One Person, One Vote
Prominent officials have alleged that millions of people vote twice in presidential elections, calling into question the bedrock of democratic governance. Past investigations have found no indication of widespread voter fraud, but critics argue that it’s simply hard to detect. In the most comprehensive study of voter fraud to date, we examined over 100 million voting records for the 2012 presidential election. We found that double voting is exceedingly rare. We further found that one popular effort to prevent double voting — the Interstate Crosscheck Program — can in practice burden hundreds of legitimate voters for every double vote prevented.
Pretrial Nudges
To help ensure individuals facing criminal charges are able to appear in court, we built a mobile app and online platform to automatically deliver pretrial nudges for individuals who have upcoming court dates. To do so, we are leveraging modern methods from reinforcement learning to personalize the content of court date reminders, choosing a reminder strategy that is most effective for each recipient. We similarly plan to use data-driven strategies to identify those individuals most likely to benefit from transportation assistance, such as a free ride to court through a rideshare service.
Surveilling Surveillance
Surveillance cameras are everywhere. Governments, businesses and homeowners all use cameras to detect and potentially deter crime. But advances in facial recognition, predictive policing, and hacking make cameras an increasing threat to privacy. Using computer vision, we analyzed over 1 million street-view images to estimate the prevalence and placement of cameras in 16 cities around the world.
Debtors' Prisons
In almost every state, courts can jail those who fail to pay fines, fees, and other court debts—even those resulting from traffic violations or other non-criminal violations. While imprisoning someone for failing to pay a debt remains illegal on paper, these aggressive debt-enforcement tactics have led to the de facto reemergence of debtors’ prisons. Many believe that thousands of people across the country are jailed each year for unpaid fines and fees, but a dearth of data has made it difficult to rigorously assess and curb modern-day debt imprisonment practices.
Sentencing Enhancements
Sentencing enhancements are laws that increase the total incarceration term for a crime based on aspects of how the crime was committed or who committed it. While Three Strikes may be the most well-known enhancement law, there are dozens of such statutes in the California penal code. However, little research has been done on how they affect sentencing and incarceration, even as many suspected that sentencing enhancements contributed considerably to the overcrowding crisis in the California penal system. In partnership with the San Francisco District Attorney, we found that enhancements account for a significant proportion of time served in jail or prison—over one in four years served from felony sentences in San Francisco. Our results show that while enhancements are sentenced in a relatively small proportion of felony cases, they more than double the sentence imposed for the base crime in these cases.

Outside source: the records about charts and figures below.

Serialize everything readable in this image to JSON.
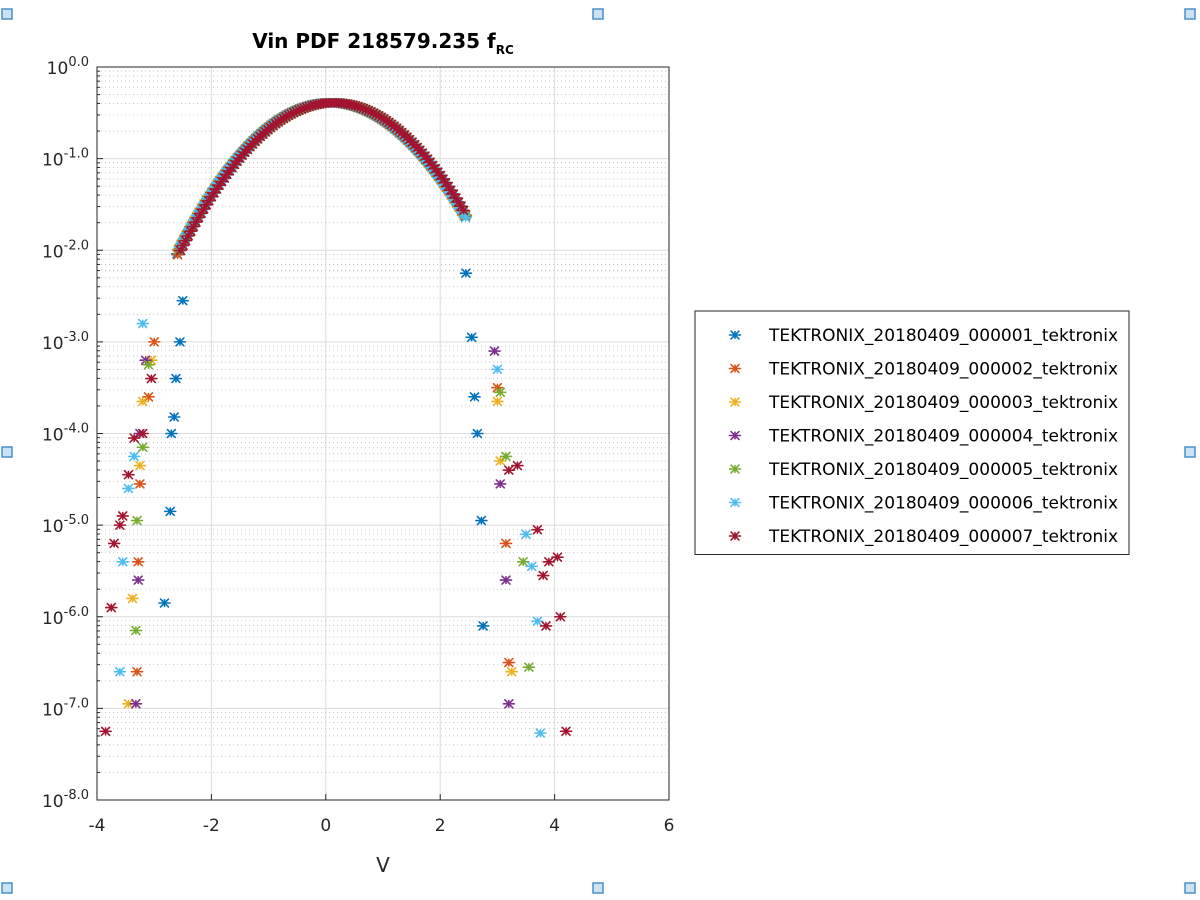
{
  "chart_data": {
    "type": "scatter",
    "title": "Vin PDF 218579.235 f",
    "title_subscript": "RC",
    "xlabel": "V",
    "ylabel": "",
    "xscale": "linear",
    "yscale": "log",
    "xlim": [
      -4,
      6
    ],
    "ylim_exponent": [
      -8,
      0
    ],
    "xticks": [
      -4,
      -2,
      0,
      2,
      4,
      6
    ],
    "xtick_labels": [
      "-4",
      "-2",
      "0",
      "2",
      "4",
      "6"
    ],
    "ytick_exponents": [
      0,
      -1,
      -2,
      -3,
      -4,
      -5,
      -6,
      -7,
      -8
    ],
    "ytick_labels": [
      {
        "base": "10",
        "exp": "0.0"
      },
      {
        "base": "10",
        "exp": "-1.0"
      },
      {
        "base": "10",
        "exp": "-2.0"
      },
      {
        "base": "10",
        "exp": "-3.0"
      },
      {
        "base": "10",
        "exp": "-4.0"
      },
      {
        "base": "10",
        "exp": "-5.0"
      },
      {
        "base": "10",
        "exp": "-6.0"
      },
      {
        "base": "10",
        "exp": "-7.0"
      },
      {
        "base": "10",
        "exp": "-8.0"
      }
    ],
    "grid": true,
    "minor_grid": true,
    "legend_position": "outside-right",
    "marker": "asterisk",
    "body_curve": {
      "mean": 0.1,
      "sigma": 0.98,
      "peak_log10": -0.39,
      "x_from": -2.6,
      "x_to": 2.45
    },
    "series": [
      {
        "name": "TEKTRONIX_20180409_000001_tektronix",
        "color": "#0072BD",
        "offset": 0.0,
        "tails": [
          [
            -2.55,
            -2.0
          ],
          [
            -2.5,
            -2.55
          ],
          [
            -2.55,
            -3.0
          ],
          [
            -2.62,
            -3.4
          ],
          [
            -2.65,
            -3.82
          ],
          [
            -2.7,
            -4.0
          ],
          [
            -2.72,
            -4.85
          ],
          [
            -2.82,
            -5.85
          ],
          [
            2.45,
            -2.25
          ],
          [
            2.55,
            -2.95
          ],
          [
            2.6,
            -3.6
          ],
          [
            2.65,
            -4.0
          ],
          [
            2.72,
            -4.95
          ],
          [
            2.75,
            -6.1
          ]
        ]
      },
      {
        "name": "TEKTRONIX_20180409_000002_tektronix",
        "color": "#D95319",
        "offset": 0.02,
        "tails": [
          [
            -3.0,
            -3.0
          ],
          [
            -3.1,
            -3.6
          ],
          [
            -3.25,
            -4.55
          ],
          [
            -3.28,
            -5.4
          ],
          [
            -3.3,
            -6.6
          ],
          [
            3.0,
            -3.5
          ],
          [
            3.15,
            -5.2
          ],
          [
            3.2,
            -6.5
          ]
        ]
      },
      {
        "name": "TEKTRONIX_20180409_000003_tektronix",
        "color": "#EDB120",
        "offset": -0.02,
        "tails": [
          [
            -3.05,
            -3.2
          ],
          [
            -3.2,
            -3.65
          ],
          [
            -3.25,
            -4.35
          ],
          [
            -3.38,
            -5.8
          ],
          [
            -3.45,
            -6.95
          ],
          [
            3.0,
            -3.65
          ],
          [
            3.05,
            -4.3
          ],
          [
            3.25,
            -6.6
          ]
        ]
      },
      {
        "name": "TEKTRONIX_20180409_000004_tektronix",
        "color": "#7E2F8E",
        "offset": 0.0,
        "tails": [
          [
            -3.15,
            -3.2
          ],
          [
            -3.25,
            -4.0
          ],
          [
            -3.28,
            -5.6
          ],
          [
            -3.32,
            -6.95
          ],
          [
            2.95,
            -3.1
          ],
          [
            3.05,
            -4.55
          ],
          [
            3.15,
            -5.6
          ],
          [
            3.2,
            -6.95
          ]
        ]
      },
      {
        "name": "TEKTRONIX_20180409_000005_tektronix",
        "color": "#77AC30",
        "offset": 0.01,
        "tails": [
          [
            -3.1,
            -3.25
          ],
          [
            -3.2,
            -4.15
          ],
          [
            -3.3,
            -4.95
          ],
          [
            -3.32,
            -6.15
          ],
          [
            3.05,
            -3.55
          ],
          [
            3.15,
            -4.25
          ],
          [
            3.45,
            -5.4
          ],
          [
            3.55,
            -6.55
          ]
        ]
      },
      {
        "name": "TEKTRONIX_20180409_000006_tektronix",
        "color": "#4DBEEE",
        "offset": -0.01,
        "tails": [
          [
            -3.2,
            -2.8
          ],
          [
            -3.35,
            -4.25
          ],
          [
            -3.45,
            -4.6
          ],
          [
            -3.55,
            -5.4
          ],
          [
            -3.6,
            -6.6
          ],
          [
            3.0,
            -3.3
          ],
          [
            3.5,
            -5.1
          ],
          [
            3.6,
            -5.45
          ],
          [
            3.7,
            -6.05
          ],
          [
            3.75,
            -7.27
          ]
        ]
      },
      {
        "name": "TEKTRONIX_20180409_000007_tektronix",
        "color": "#A2142F",
        "offset": 0.03,
        "tails": [
          [
            -3.05,
            -3.4
          ],
          [
            -3.2,
            -4.0
          ],
          [
            -3.35,
            -4.05
          ],
          [
            -3.45,
            -4.45
          ],
          [
            -3.55,
            -4.9
          ],
          [
            -3.6,
            -5.0
          ],
          [
            -3.7,
            -5.2
          ],
          [
            -3.75,
            -5.9
          ],
          [
            -3.85,
            -7.25
          ],
          [
            3.2,
            -4.4
          ],
          [
            3.35,
            -4.35
          ],
          [
            3.7,
            -5.05
          ],
          [
            3.8,
            -5.55
          ],
          [
            3.9,
            -5.4
          ],
          [
            4.05,
            -5.35
          ],
          [
            3.85,
            -6.1
          ],
          [
            4.1,
            -6.0
          ],
          [
            4.2,
            -7.25
          ]
        ]
      }
    ]
  }
}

Reducing Incarceration in St. Louis
In recent years, the City of St. Louis has seen a strong popular and political interest in criminal justice reform. However, the lack of quality and timely access to criminal justice data has been an obstacle to crafting intelligent policies to effect such reform. Over the past year, SCPL developed dashboards that describe the city’s current and historical jail population. This tool allows officials in the city’s Corrections Division to find immediate answers to questions that would have previously been difficult. In addition, by making this information public, the city and the public can have a more substantive conversation about corrections in St. Louis, such as closing the older jail facility in the city.
MathBot
Mathbot is a chatbot that teaches concepts, provides practice problems, and offers tailored feedback and explanations. To help personalize the experience, we used reinforcement learning algorithms to tailor the pace and flow of the conversation to the needs of each individual.